19 lutego [4 marca] 1915 r.

Rozkazy pułkowe:

„1) Nieprzyjaciel obsadza linię Lipniki – Tartak – Wach – Olszyny – Zawady – Błędowo – Żelazna – Olszewka. Wsie Kierzek, Karaska i Kopaczyska zdobył generał-lejtnant Lisowski[1];

2) Nasze oddziały nacierają: 17. i 19. Pułk Strzelców na linii Klimki – Jazgarka – Wach, 37. i 38. Pułk Strzelców Syberyjskich na linii Zawady – Olszyny, dwa bataliony 39. Pułku Strzelców Syberyjskich pod Błędowem;

3) Powierzony mi pułk będzie kwaterował na południowym skraju wsi Piasecznia;

4) Kwatery przydziela porucznik Radziewicz;

5) Jako oddział dyżurny wyznacza się 12. Kompanię/39, który ma pozostać na terenie obozu i przystosować do obrony północne obrzeża wsi Piasecznia, nad rzeczką;

6) Miejsce zbiórki to północno-wschodnie obrzeża wsi Piasecznia, na południe od drogi do Siarczej Łąki;

7) Na dyżurnego obozu wyznaczony zostaje kapitan Siergiejew;

8) Do osłony wyznaczona zostaje 11. Kompania/39, której kapitan Siergiejew, wysuniętymi placówkami i posterunkami polowymi powinien obsadzić linię wzdłuż drogi na północ od wsi Piasecznia do Wachu i na wzgórzu „62,5”, gdzie powinien nawiązać kontakt z kompanią 17. Pułku Strzelców;

9) Do godziny 20:00 oddział pieszych zwiadowców ma wyruszyć drogą w kierunku leśniczówki, gdzie przez wydzielone posterunki polowe i patrole powinien zająć i pilnować terenu na lewo od wsi Podgórze, od wzgórza „55,8” do „62,8”, obserwować cały teren wzdłuż oraz na prawo i lewo od bagna Karaska, które po przymrozkach stało się dostępne nie tylko dla piechoty, ale i dla oddziałów kawalerii;

10) Dowódca konnych zwiadowców ma wysłać dwa 10-osobowe oddziały dowodzone prze podoficerów na zwiady oraz w celu utrzymania łączności z sąsiednimi jednostkami oraz przed godziną 19:00 ma stawić się do sztabu pułku w celu otrzymania instrukcji;

11) Sztab pułku znajduje się południowych obrzeżach wsi Piasecznia, skrajny dom;

12) Raporty z ważnymi informacjami dostarczyć o godzinie 23:00 i 4.00 rano;

13) Szef oddziału łączności ma zapewnić połączenia ze sztabu pułku do sztabów 3. i 4. Batalionu/39 oraz ze wzgórzem „62,5”, gdzie ma pozycje kompania 17. Pułku Strzelców i stanowiskiem dowódcy pieszych zwiadowców;

14) Wyznaczeni zastępcy: podpułkownik Nikołajew i kapitan Sołodiew.”

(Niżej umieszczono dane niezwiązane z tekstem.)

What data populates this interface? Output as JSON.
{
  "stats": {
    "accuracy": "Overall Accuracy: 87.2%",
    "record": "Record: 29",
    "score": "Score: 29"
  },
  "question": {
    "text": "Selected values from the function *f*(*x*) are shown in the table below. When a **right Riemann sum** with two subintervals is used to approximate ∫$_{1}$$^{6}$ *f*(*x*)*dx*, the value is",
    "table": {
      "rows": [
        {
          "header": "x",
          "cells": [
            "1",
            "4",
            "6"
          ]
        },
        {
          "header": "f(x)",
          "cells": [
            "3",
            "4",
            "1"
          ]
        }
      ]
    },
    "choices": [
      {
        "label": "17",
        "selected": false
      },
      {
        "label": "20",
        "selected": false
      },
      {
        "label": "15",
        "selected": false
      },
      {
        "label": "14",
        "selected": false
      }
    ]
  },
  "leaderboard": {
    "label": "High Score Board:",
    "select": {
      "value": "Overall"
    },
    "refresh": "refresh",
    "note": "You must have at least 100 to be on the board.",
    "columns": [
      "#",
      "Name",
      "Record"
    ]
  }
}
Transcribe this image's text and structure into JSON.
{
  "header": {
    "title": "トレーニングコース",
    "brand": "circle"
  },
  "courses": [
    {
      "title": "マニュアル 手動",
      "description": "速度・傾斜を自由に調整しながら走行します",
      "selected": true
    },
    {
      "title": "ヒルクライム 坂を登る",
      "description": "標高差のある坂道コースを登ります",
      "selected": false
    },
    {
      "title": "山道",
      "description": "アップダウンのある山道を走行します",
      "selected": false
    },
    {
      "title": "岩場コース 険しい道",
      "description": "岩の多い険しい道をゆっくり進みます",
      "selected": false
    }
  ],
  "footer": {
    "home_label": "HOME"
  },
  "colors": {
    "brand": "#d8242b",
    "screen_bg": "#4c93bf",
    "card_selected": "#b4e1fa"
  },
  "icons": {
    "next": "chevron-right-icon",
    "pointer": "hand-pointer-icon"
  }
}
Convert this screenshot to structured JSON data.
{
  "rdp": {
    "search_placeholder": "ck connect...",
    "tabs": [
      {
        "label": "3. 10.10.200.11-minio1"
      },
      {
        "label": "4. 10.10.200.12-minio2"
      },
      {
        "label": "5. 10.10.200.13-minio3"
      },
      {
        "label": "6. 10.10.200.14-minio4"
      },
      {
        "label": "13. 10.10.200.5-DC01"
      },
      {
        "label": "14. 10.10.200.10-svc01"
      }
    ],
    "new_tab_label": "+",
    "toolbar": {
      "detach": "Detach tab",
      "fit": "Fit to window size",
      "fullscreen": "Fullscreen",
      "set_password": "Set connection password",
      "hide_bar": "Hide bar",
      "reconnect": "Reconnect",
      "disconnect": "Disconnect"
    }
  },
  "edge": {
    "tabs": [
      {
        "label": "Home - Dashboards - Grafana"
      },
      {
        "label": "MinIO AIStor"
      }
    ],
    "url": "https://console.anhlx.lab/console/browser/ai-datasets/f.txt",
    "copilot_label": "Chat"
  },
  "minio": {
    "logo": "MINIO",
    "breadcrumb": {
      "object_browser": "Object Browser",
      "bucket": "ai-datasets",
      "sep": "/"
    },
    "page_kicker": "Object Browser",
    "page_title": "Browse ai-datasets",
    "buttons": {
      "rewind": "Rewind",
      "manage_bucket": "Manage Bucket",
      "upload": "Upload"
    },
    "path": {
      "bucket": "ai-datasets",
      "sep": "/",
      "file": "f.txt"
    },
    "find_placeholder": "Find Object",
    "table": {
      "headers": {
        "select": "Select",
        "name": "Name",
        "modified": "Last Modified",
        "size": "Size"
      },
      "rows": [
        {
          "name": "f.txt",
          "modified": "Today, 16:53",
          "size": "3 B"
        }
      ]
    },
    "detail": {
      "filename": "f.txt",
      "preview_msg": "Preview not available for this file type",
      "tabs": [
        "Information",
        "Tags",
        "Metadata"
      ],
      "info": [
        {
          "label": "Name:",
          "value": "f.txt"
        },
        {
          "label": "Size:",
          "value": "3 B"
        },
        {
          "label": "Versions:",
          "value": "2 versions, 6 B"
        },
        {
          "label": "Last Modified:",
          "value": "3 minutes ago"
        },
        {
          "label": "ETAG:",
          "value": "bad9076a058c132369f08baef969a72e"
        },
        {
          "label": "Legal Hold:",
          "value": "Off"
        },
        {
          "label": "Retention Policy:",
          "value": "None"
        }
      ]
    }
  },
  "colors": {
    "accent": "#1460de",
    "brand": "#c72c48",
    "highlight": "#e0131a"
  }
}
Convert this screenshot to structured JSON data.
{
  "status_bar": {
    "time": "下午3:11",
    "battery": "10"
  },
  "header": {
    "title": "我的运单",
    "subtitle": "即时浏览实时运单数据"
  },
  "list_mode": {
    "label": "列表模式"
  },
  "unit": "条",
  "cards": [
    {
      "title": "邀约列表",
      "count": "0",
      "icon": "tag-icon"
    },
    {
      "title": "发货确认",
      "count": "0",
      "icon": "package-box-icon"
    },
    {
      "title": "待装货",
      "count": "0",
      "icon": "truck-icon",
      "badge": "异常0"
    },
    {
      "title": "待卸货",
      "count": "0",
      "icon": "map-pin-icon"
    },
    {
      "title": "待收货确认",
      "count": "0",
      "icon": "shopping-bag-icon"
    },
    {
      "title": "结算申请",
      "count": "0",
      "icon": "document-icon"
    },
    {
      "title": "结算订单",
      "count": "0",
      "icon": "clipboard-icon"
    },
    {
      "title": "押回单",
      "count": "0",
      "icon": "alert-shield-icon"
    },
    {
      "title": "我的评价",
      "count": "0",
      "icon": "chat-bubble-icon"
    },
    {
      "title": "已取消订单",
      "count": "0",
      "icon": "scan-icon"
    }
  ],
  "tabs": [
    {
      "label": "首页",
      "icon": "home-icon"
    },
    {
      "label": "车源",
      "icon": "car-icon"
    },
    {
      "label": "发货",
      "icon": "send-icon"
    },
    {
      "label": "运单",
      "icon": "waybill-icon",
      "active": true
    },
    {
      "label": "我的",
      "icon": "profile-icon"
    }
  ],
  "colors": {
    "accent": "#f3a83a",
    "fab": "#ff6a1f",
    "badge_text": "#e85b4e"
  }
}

Dotarł rozkaz generała-lejtnanta Lisowskiego, aby przekazać czterech oficerów do 38. Pułku Strzelców Syberyjskich, którzy mieli zastąpić poległych oficerów kompanii. Oddelegowano następujących oficerów: kapitana sztabowego Toczydłowskiego, porucznika Brichmana, porucznika Serowa[2] i podporucznika Boczenina[3].

Do 38. Pułku przydzieleni zostają również porucznicy Kowalewski i German[4], którzy pełnili do tej pory służbę przy sztabie 10. Dywizji Strzelców Syberyjskich.

Wraz z zapadnięciem zmroku, do wsi Piasecznia wycofano wysunięte straże polowe, po południowej stronie wsi wystawiono straże konne, a na północy wydzieloną placówkę polową.

 

Linia frontu w dniach 4 - 8 marca 1915 r.

21 lutego [6 marca] 1915 r.

Do szefa sztabu IV. Syberyjskiego Korpusu Armijnego został wysłany raport o treści:

„Zgodnie z wczorajszym rozkazem, wystawiam placówki od wzgórza „55,8” do wsi Karaska. Wczoraj o godzinie 18:00 wysłałem tam dwie kompanie. Jedna obsadziła linię Karaska - wzgórze „55,8”, a druga, jako jej rezerwa, zajęła pozycje na wzgórzu „62,8”.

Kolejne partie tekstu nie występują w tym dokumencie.